Privacy Policy
Last updated: August 29, 2025
Overview​
Pinepods is an open-source, self-hosted podcast management system released under the GNU General Public License v3.0 (GPL-3). This privacy policy explains how data is handled when you use Pinepods.
The Self-Hosted Nature​
Important: Pinepods is designed to be self-hosted, meaning you run it on your own server infrastructure. This fundamentally changes the privacy landscape compared to traditional hosted services:
- You control your data: All podcast subscriptions, listening history, user accounts, and preferences are stored on servers you control
- No external data collection: The Pinepods software itself does not collect, transmit, or share your data with external parties
- Your responsibility: Data privacy and security are determined by how you configure and maintain your Pinepods instance
Data Storage and Processing​
What Data is Stored Locally​
When you use Pinepods, the following information is stored on your self-hosted instance:
- User account information: Usernames, email addresses (if provided), and securely hashed passwords
- Podcast subscriptions: Lists of podcasts you've subscribed to
- Listening history: Episode play progress, completion status, and playback positions
- User preferences: Theme settings, playback preferences, and application configurations
- API keys: Generated keys for accessing Pinepods functionality programmatically
- RSS feed data: Cached podcast episode information fetched from external RSS feeds
External Data Sources​
Pinepods fetches publicly available data from:
- Podcast RSS feeds: Episode information, descriptions, and audio file locations
- Podcast indexes: Search functionality may query external podcast directories (like Podcast Index API)
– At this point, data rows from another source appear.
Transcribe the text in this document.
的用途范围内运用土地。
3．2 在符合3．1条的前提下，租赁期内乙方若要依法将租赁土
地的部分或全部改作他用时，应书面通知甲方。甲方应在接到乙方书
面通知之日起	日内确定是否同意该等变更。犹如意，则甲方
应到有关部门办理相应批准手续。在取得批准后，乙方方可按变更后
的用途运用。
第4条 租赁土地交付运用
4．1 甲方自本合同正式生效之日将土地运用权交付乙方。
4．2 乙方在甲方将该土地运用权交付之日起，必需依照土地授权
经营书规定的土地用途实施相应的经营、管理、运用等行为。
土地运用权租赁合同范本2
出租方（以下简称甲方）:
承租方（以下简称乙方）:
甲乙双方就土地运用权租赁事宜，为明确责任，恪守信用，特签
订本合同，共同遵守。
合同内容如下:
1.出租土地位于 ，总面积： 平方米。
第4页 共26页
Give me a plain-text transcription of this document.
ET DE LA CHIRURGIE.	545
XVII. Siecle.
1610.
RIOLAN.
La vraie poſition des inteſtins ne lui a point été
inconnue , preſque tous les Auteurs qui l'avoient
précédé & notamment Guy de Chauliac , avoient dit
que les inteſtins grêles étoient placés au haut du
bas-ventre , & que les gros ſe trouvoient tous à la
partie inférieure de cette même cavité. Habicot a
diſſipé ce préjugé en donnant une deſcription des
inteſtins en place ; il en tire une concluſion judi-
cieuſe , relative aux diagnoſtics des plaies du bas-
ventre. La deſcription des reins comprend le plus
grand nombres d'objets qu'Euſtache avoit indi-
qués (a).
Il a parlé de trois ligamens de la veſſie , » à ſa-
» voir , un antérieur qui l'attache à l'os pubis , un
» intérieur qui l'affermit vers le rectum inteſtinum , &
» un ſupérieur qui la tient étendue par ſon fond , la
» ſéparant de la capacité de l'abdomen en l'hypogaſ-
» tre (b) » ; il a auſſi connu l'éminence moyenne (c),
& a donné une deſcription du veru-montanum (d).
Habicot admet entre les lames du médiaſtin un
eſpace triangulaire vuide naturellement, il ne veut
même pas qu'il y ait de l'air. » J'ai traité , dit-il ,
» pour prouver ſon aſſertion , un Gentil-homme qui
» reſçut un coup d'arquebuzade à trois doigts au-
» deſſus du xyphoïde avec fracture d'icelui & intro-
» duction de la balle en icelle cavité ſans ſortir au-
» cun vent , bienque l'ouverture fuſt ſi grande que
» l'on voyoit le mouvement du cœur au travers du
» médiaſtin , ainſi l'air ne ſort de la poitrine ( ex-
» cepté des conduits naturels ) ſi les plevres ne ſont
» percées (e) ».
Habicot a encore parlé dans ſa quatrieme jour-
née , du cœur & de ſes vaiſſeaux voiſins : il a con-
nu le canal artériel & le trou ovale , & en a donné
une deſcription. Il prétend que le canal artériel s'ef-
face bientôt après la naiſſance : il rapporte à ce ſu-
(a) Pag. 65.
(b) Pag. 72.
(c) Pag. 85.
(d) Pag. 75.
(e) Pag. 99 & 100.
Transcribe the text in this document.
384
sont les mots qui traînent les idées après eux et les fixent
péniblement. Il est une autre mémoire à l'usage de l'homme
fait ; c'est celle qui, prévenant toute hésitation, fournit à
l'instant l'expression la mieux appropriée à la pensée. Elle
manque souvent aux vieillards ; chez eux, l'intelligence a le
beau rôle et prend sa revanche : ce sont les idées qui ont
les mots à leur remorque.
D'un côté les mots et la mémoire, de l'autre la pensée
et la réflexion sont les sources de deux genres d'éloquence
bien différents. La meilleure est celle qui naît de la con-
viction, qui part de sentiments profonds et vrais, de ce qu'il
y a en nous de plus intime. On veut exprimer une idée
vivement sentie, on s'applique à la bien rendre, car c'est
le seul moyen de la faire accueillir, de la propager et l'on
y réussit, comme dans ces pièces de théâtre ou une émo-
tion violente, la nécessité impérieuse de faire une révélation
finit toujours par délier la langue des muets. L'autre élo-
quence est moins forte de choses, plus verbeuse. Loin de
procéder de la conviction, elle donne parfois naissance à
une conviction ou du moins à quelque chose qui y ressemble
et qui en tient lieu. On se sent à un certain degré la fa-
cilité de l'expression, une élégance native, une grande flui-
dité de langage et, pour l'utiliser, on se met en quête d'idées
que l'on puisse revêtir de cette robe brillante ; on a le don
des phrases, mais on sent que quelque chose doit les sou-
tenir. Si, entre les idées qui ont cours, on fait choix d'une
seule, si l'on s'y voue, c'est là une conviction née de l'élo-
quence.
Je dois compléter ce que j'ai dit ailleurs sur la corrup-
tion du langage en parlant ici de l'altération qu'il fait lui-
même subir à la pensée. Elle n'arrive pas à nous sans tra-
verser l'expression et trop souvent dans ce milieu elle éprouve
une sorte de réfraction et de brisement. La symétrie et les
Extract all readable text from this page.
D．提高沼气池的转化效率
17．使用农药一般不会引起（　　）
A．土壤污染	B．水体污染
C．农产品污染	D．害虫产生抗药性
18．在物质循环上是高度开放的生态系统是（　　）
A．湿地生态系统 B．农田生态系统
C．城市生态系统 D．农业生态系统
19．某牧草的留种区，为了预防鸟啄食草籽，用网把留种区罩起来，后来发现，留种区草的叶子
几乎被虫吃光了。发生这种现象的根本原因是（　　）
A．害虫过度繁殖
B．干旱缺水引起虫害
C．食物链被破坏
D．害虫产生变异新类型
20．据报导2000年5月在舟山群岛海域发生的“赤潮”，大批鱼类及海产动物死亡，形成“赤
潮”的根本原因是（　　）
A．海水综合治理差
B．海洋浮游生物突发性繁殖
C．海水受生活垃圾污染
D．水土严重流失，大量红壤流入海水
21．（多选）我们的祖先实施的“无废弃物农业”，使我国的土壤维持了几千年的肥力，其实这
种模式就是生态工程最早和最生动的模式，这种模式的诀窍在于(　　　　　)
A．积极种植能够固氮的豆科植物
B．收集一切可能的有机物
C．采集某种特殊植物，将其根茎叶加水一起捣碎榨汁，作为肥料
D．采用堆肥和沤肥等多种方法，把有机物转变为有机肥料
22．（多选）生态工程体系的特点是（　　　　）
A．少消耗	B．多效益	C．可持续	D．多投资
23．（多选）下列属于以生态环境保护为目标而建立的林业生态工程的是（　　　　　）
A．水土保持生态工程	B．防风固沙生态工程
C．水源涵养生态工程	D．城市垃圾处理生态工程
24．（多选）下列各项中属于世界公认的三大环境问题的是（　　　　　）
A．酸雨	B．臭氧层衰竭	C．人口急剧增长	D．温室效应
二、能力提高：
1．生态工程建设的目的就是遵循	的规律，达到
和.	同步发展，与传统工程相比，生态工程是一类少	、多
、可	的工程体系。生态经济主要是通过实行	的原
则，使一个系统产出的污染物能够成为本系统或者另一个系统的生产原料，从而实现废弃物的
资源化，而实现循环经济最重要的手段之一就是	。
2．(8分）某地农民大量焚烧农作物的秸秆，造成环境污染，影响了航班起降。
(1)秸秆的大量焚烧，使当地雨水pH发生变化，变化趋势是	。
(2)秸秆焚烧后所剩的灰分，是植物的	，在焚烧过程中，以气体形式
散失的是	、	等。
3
- Chapter and transcript data: When available from podcast feeds
No External Analytics or Tracking​
Pinepods does not include:
- Analytics tracking (Google Analytics, etc.)
- External advertising networks
- Third-party user tracking
- Data transmission to developers or other parties
Your Responsibilities as a Self-Hoster​
Since you control your Pinepods instance, you are responsible for:
- Server security: Keeping your server and Pinepods installation secure and updated
- Data backups: Implementing backup strategies for your data
- Access controls: Managing user accounts and permissions appropriately
- Legal compliance: Ensuring your use complies with applicable laws in your jurisdiction
Multi-User Environments​
If you provide Pinepods access to other users:
- Each user's data is separated within the application
- As the instance administrator, you have technical access to all data stored on your server
- You should inform users about your data handling practices
- Consider implementing your own terms of service for your users
Data Retention​
- Data is retained indefinitely on your server unless you actively delete it
- Users can delete their own accounts and associated data through the application
- Administrators can manage user data through administrative functions
Third-Party Integration​
Pinepods may integrate with external services you choose to configure:
- Authentication providers: If you enable OIDC/OAuth integration
- Notification services: If you configure external notification systems
- Podcast directories: When searching for new podcasts
When using these integrations, you should review the privacy policies of those external services.
Changes to This Policy​
This privacy policy may be updated as Pinepods evolves. Check the documentation for the most current version. As an open-source project, all changes are publicly visible in the project repository.
Contact and Support​
For questions about privacy in Pinepods:
- Review the open-source code to understand exactly how data is handled
- Report security concerns through the project's GitHub repository
- Participate in community discussions about privacy and security
GPL-3 License Implications​
Under the GPL-3 license:
- You have the right to examine, modify, and redistribute the Pinepods source code
- Any modifications you make must also be released under GPL-3 if distributed
- You can verify exactly how your data is being processed by reviewing the source code
Remember: The privacy of your Pinepods data is primarily determined by how you secure and configure your self-hosted instance, not by the Pinepods software itself.